In Astoria, Geno’s Pizza and Burgers announced on Facebook on Saturday afternoon that it would limit deliveries.
“Due to the fact that so many people are coming to the coast, we will not deliver to any motels in Astoria,” the business wrote. “We will deliver as usual to our customers for now. I must protect my employees from all these travelers.”
While the number of visitors unsettled many locals, tourism did not appear to match a typical spring. Restaurants and bars are providing takeout only, and many businesses have closed entirely over concerns about the virus.
Over the weekend, several more businesses decided to temporarily close to help promote safety.
Seaside Brewing Co. and Funland Arcade were among the ones in Seaside to close. Lucy’s Books in Astoria closed and Fort George Brewery temporarily ended to-go orders.
In an audio recording posted on Saturday, state Sen. Betsy Johnson said she was overwhelmed by calls from her constituents on the coast.
“The gist of the calls are all the same. And to me they’re very poignant calls and emails. What they say is, ‘We as responsible Oregonians heeded the warning to shut down at great personal and financial detriment to ourselves,’” the Scappoose Democrat said. “The sad part is that after Oregonians took these very painful steps, they have been inundated with visitors, largely from Washington, to a lesser degree California, and a goodly number of them from Portland.”
Sarah McAllister, a photographer and creative stylist who lives in Cannon Beach, said she was unnerved by the visitors she saw on Saturday.

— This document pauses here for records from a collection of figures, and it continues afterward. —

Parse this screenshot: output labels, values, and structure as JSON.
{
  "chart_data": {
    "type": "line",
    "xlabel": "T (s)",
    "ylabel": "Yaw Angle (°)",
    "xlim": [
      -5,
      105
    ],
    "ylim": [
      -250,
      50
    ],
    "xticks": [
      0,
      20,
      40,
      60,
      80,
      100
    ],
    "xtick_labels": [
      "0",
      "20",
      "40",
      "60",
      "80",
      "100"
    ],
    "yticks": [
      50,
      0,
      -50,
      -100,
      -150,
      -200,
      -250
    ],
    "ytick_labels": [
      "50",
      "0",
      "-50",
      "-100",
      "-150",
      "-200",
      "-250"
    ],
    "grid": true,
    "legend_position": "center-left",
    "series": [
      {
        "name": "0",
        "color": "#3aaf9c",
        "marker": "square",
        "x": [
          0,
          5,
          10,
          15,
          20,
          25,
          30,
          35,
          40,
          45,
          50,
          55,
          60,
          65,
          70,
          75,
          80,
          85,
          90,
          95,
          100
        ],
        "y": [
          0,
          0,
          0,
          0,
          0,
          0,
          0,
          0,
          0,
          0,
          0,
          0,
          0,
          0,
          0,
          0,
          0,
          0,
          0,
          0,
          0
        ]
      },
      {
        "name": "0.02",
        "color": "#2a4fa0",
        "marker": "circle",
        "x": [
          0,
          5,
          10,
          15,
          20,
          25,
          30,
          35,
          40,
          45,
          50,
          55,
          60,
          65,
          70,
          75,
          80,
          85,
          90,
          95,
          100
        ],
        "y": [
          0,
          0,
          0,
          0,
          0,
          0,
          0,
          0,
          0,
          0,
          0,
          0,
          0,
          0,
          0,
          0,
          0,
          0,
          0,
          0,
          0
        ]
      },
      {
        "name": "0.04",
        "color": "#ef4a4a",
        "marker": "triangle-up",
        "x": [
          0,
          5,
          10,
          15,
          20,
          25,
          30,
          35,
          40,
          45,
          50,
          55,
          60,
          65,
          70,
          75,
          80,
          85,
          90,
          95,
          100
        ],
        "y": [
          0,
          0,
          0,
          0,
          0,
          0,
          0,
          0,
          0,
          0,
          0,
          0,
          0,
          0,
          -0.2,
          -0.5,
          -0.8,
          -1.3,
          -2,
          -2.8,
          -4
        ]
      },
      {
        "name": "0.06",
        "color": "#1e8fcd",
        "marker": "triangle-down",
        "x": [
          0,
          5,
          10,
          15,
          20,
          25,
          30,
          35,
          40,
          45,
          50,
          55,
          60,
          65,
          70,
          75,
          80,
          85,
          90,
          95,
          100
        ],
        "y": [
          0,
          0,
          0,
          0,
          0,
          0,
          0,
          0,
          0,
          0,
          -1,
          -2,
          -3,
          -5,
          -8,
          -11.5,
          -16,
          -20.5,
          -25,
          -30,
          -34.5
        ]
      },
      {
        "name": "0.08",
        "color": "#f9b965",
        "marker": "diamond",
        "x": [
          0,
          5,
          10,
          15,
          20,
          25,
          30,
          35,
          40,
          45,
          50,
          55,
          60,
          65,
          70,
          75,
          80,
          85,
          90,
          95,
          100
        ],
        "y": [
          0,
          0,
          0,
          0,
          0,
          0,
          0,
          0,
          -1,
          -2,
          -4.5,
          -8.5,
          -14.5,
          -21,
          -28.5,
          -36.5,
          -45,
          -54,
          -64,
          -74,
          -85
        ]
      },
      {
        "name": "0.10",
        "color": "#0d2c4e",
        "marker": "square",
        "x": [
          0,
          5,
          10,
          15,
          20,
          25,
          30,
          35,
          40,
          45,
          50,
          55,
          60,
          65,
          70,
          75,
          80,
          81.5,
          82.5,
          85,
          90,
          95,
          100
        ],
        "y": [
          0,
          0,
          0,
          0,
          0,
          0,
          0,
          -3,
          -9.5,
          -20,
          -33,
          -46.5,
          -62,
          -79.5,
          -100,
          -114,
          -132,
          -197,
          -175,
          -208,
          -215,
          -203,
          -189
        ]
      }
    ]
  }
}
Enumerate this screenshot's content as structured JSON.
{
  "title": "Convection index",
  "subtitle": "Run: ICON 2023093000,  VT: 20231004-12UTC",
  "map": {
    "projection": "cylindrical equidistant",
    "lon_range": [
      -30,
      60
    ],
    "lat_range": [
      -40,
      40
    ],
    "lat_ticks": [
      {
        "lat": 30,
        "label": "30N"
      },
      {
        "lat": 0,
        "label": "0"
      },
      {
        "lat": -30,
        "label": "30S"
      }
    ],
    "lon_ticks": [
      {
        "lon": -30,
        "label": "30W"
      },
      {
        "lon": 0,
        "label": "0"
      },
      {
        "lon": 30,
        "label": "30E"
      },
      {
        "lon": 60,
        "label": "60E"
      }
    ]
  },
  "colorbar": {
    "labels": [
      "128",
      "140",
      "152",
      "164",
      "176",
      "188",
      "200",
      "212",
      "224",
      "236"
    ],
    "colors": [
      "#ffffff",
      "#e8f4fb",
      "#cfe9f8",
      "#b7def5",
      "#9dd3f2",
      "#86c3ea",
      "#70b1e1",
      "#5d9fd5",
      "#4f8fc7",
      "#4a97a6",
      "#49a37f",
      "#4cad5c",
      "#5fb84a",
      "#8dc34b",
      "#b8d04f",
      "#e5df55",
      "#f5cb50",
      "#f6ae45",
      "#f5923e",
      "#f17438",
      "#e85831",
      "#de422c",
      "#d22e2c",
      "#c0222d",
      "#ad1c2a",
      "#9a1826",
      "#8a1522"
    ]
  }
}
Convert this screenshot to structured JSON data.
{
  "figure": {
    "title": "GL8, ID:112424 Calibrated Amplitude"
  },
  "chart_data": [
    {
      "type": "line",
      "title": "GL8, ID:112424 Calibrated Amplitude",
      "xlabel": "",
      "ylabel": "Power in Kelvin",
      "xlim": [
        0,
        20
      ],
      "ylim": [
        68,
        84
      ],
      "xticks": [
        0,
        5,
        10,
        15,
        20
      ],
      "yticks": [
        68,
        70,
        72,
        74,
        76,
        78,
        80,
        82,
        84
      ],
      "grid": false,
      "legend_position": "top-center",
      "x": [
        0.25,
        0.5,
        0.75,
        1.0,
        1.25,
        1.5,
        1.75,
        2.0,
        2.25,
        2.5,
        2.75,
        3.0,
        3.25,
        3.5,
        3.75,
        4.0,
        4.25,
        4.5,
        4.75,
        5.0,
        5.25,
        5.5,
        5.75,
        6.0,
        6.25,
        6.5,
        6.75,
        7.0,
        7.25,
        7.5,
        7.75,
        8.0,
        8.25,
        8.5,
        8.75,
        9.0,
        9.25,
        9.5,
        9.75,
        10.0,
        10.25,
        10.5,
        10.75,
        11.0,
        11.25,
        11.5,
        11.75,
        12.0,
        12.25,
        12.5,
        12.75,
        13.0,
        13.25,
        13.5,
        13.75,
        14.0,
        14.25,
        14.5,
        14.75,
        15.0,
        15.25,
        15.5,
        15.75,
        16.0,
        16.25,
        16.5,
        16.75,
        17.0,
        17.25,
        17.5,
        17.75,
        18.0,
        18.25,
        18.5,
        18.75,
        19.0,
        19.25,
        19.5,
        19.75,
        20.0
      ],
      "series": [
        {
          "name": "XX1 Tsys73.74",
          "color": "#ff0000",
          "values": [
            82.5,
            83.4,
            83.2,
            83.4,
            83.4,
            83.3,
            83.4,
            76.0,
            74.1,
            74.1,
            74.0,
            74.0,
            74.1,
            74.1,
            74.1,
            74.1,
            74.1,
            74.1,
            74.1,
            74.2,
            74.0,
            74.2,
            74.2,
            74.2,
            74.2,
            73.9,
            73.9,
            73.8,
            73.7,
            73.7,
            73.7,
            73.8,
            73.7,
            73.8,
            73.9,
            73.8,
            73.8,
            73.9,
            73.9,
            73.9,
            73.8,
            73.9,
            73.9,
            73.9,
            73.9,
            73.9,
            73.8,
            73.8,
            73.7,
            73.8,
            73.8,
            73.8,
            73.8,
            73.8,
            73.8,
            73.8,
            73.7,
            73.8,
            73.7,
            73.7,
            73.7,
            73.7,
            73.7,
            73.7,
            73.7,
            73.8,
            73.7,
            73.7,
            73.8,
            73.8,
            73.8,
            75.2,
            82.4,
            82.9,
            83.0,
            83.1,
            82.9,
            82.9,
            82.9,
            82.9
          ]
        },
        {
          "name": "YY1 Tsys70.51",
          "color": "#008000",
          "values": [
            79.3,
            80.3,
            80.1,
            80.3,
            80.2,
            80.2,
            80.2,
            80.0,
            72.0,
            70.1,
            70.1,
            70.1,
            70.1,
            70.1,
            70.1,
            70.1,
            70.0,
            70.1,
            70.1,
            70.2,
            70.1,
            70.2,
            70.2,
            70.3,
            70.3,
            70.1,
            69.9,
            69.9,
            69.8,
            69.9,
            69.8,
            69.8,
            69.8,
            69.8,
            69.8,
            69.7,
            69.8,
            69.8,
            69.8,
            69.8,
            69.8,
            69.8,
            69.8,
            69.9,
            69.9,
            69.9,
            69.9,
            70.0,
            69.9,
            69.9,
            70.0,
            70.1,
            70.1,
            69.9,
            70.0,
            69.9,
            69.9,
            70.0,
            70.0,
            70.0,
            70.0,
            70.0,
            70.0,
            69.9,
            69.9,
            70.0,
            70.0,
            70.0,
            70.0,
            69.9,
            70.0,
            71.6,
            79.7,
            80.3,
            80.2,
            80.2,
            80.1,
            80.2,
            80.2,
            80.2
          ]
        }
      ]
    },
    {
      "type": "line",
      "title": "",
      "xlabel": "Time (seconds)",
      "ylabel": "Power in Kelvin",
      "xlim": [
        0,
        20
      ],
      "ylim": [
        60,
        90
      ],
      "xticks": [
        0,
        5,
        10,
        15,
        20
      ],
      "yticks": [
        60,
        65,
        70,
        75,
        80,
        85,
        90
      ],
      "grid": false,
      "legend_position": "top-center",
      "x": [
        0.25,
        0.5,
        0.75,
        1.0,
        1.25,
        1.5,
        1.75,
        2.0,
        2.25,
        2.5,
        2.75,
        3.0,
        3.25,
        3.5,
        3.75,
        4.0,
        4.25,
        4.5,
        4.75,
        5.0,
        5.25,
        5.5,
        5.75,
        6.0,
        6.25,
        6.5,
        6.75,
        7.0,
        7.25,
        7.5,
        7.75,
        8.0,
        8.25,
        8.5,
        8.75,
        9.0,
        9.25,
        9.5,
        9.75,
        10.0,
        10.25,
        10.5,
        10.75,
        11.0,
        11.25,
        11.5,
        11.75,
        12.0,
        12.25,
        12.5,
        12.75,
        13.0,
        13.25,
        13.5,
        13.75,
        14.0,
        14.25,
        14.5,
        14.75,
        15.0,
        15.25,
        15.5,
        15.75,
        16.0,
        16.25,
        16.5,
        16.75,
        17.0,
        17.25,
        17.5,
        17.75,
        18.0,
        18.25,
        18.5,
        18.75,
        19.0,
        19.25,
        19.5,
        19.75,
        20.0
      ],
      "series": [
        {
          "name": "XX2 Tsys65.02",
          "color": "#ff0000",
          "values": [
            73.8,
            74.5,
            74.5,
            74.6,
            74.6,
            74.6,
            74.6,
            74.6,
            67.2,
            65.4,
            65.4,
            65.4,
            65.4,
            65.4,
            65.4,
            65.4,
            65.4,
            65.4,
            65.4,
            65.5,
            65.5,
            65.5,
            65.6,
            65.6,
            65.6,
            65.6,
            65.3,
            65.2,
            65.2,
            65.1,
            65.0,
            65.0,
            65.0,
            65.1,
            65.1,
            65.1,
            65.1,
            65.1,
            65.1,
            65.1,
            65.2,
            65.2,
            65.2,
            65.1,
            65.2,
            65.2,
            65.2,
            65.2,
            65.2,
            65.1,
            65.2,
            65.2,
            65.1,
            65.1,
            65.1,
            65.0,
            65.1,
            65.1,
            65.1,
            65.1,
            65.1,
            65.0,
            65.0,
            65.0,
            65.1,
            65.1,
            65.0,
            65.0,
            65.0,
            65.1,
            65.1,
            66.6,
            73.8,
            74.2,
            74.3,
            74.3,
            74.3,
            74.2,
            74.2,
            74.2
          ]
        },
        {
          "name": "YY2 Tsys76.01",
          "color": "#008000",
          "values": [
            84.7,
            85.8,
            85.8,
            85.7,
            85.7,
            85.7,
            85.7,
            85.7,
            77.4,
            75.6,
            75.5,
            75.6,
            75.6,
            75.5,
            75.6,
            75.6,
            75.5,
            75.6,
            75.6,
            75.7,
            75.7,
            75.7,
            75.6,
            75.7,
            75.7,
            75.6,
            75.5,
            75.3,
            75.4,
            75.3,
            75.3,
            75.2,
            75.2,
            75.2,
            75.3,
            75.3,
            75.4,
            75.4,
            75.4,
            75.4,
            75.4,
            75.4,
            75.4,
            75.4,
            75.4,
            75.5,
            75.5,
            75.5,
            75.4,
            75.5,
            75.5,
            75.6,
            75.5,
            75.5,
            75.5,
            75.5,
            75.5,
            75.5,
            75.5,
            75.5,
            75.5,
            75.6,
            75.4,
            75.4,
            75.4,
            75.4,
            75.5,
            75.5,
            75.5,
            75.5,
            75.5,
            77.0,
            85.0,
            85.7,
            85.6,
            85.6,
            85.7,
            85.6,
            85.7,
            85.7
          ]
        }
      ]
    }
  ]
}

“Our area relies almost entirely on tourism as a whole, but this is the time we need it the very least,” she said in an email to state park managers. “I am begging and pleading with you just how important it is that we do not have tourists in our tiny rural areas right now. We don’t even have the hospital capacity to care for our locals with the COVID-19 pandemic happening.
“This is a public outcry to please not visit tiny rural coastal towns. We have a ton of recently unemployed service and hospitality workers in our area (myself included) and the last thing we need is more tourists bringing COVID-19 here faster than it will already emerge.”
‘Tide’s kind of turned’
In Seaside, the cool and cloudy weather on Sunday appeared to discourage tourists from visiting.
“Today the tide’s kind of turned,” Shannon Carey, of Dundee’s Donuts, said. “The warning is getting out to people, and there seemed to be a lot of backlash yesterday: ‘Why are they coming here and why aren’t people paying attention?’”
Tsunami Sandwich Co. owner David Posalski sat in his Broadway store, preparing to shut down.
Like other downtown businesses, he had experienced a bit of a surge from visitors on Saturday. “There are a lot of people who don’t realize if they stay home, they’re not going to catch anything,” Posalski said.
“I think a couple of weeks where everyone has a whole lot less interaction may change the curve.”
What will happen to his employees? “They are all without work,” Posalski said.
As for himself? “We’ll continue to pay our bills until we can’t. We’re coming out of the winter, so it’s really the worst time of year for a lot of the businesses here in our town.”